Background/Purpose: Nearly 60% of patients with knee OA have unilateral OA; most of those patients develop bilateral OA. CNTX-4975 is a highly purified, synthetic trans-capsaicin that targets transient receptor potential vanilloid 1, producing analgesia via reversible desensitization of primary afferent pain fiber terminals. CNTX-4975 1.0 mg was well tolerated and effective in the phase 2b TRIUMPH study; this post hoc analysis evaluated efficacy and safety in subjects with unilateral knee pain with and without radiographic evidence of OA in the opposite knee.
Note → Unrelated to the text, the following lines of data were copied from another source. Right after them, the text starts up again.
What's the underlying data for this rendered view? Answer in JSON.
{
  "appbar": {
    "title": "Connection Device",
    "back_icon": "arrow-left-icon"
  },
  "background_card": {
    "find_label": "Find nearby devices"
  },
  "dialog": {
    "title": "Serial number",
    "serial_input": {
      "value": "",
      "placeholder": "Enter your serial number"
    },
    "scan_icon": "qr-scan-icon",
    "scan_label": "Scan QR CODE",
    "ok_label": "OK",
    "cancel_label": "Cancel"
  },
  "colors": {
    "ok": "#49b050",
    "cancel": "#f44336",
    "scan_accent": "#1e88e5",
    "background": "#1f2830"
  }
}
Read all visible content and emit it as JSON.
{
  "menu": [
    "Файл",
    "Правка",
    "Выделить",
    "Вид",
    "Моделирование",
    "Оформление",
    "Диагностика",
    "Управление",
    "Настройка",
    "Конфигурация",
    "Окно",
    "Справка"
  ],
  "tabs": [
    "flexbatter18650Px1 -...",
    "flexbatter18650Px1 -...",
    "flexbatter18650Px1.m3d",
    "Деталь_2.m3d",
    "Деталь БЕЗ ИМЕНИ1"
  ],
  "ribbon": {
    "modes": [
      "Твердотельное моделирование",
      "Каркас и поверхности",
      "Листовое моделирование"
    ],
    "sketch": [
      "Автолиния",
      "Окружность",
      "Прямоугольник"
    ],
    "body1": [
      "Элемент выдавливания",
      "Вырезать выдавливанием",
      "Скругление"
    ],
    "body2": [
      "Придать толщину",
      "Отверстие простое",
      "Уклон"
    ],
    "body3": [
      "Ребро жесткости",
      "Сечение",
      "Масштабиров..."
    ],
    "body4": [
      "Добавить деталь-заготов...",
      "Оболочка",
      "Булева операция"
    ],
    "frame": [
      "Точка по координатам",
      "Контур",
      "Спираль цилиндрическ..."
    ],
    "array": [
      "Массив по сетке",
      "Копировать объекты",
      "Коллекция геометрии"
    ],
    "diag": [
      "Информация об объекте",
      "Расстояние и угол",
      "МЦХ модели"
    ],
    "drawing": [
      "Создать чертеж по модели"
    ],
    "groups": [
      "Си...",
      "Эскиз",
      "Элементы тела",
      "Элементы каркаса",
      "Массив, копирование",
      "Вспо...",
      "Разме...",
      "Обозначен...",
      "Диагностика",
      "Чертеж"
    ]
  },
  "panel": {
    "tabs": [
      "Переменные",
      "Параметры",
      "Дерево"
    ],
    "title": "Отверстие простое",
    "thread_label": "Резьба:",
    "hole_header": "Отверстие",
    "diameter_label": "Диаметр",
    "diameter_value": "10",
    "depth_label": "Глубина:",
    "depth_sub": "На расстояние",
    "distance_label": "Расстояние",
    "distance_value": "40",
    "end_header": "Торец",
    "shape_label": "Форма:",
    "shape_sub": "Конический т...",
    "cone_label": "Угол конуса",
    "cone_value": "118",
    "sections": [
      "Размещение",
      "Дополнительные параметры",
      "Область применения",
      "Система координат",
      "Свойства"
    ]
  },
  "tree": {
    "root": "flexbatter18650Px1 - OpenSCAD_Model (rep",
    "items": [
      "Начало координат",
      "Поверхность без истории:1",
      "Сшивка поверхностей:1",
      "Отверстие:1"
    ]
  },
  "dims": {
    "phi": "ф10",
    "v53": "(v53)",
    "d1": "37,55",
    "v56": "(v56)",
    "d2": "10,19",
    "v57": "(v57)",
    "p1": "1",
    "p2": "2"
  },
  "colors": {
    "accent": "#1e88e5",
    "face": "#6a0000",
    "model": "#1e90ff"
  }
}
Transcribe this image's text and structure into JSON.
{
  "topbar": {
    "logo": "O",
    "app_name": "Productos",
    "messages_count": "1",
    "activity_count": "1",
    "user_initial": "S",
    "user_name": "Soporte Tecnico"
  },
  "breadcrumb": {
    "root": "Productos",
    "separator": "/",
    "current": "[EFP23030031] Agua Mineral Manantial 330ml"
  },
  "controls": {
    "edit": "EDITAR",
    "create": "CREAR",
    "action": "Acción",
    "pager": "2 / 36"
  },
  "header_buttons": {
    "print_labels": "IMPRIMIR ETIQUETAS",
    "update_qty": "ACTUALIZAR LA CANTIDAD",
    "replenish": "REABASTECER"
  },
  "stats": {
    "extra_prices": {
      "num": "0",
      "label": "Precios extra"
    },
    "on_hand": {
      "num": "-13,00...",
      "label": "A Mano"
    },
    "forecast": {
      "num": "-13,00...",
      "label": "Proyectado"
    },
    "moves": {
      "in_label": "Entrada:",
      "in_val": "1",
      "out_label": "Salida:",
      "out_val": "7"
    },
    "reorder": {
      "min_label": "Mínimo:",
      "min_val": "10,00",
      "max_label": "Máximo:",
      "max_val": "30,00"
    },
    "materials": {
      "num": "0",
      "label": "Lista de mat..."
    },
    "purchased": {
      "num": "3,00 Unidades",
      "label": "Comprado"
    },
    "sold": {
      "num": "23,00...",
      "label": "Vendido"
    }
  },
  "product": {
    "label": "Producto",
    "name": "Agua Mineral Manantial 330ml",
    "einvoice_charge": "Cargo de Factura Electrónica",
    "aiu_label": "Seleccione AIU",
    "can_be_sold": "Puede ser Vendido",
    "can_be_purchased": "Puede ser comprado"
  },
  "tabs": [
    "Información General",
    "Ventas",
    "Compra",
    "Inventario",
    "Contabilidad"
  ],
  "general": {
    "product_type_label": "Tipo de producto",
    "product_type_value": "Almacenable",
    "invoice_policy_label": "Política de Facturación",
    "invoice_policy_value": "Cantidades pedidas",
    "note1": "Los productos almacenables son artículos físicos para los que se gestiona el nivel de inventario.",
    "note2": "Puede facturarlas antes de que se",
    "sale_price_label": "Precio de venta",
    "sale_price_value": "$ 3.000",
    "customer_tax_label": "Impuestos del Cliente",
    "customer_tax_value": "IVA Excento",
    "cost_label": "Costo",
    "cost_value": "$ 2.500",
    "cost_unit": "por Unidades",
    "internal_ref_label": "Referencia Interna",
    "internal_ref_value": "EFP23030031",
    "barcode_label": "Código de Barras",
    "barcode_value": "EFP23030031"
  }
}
Methods: Subjects aged 45–80 y with chronic knee OA and stable moderate to severe knee OA pain in 1 knee (index knee; nonindex knee, no to mild pain) who failed oral/IA therapies were randomized 2:1:2 to a single IA injection of placebo, CNTX-4975 0.5 mg, or CNTX-4975 1.0 mg. ACR criteria were met by 89% for knee OA as assessed by knee pain, radiographic findings (Kellgren-Lawrence [K-L] grade 2–4), and age >50 y; 11% had K-L grade 2–4 and were age ≤50 years. Randomization was stratified by K-L grade (2–3 vs 4) and BMI (<30 vs ≥30 kg/m²). Unilateral OA: K-L grade 0, 1, or missing (see Table) in the nonindex (untreated) knee; bilateral OA: grades 2–4 in both knees. Least squares mean differences (P values) for CNTX-4975 groups vs placebo were calculated using a mixed model for repeated measures. WOMAC question A1 (QA1; pain with walking on a flat surface), B (stiffness), and C (physical function) scores were assessed weekly through weeks 12 and 24. Statistical tests were 2-sided (alpha, 0.10). Safety assessments included treatment-emergent adverse events (TEAEs).

Results: The safety analysis comprised 175 subjects: unilateral OA, n=52 (placebo, n=17; CNTX-4975 0.5 mg, n=18; CNTX-4975 1.0 mg, n=17); bilateral OA, n=123 (placebo, n=53; 0.5 mg, n=16; 1.0 mg, n=54). Efficacy analysis included 172 subjects (3 in bilateral subgroup excluded before unblinding). Mean baseline WOMAC QA1 pain score (index knee) was 7.3 (numeric rating scale, 0–10) in each subgroup. WOMAC QA1 scores with CNTX-4975 1.0 mg were significantly improved vs placebo in the unilateral (week 12, P=0.0178; week 24, P=0.0022) and bilateral subgroups (week 12, P=0.0101). WOMAC QA1, B, and C results are in the Table. The incidence of TEAEs for CNTX-4975 1.0 mg was similar to placebo through week 24. All TEAEs were mild to moderate, with most unrelated to treatment.

Conclusion: A single IA injection of CNTX-4975 1.0 mg, the dose used in phase 3 trials, improved pain with walking, knee stiffness, and physical function vs placebo in the index knee and was well tolerated in subjects with moderate to severe unilateral or bilateral knee OA. Greater absolute improvements in WOMAC QA1, B, and C were seen in unilateral versus bilateral knee OA, though the nonindex knee had no to mild baseline pain.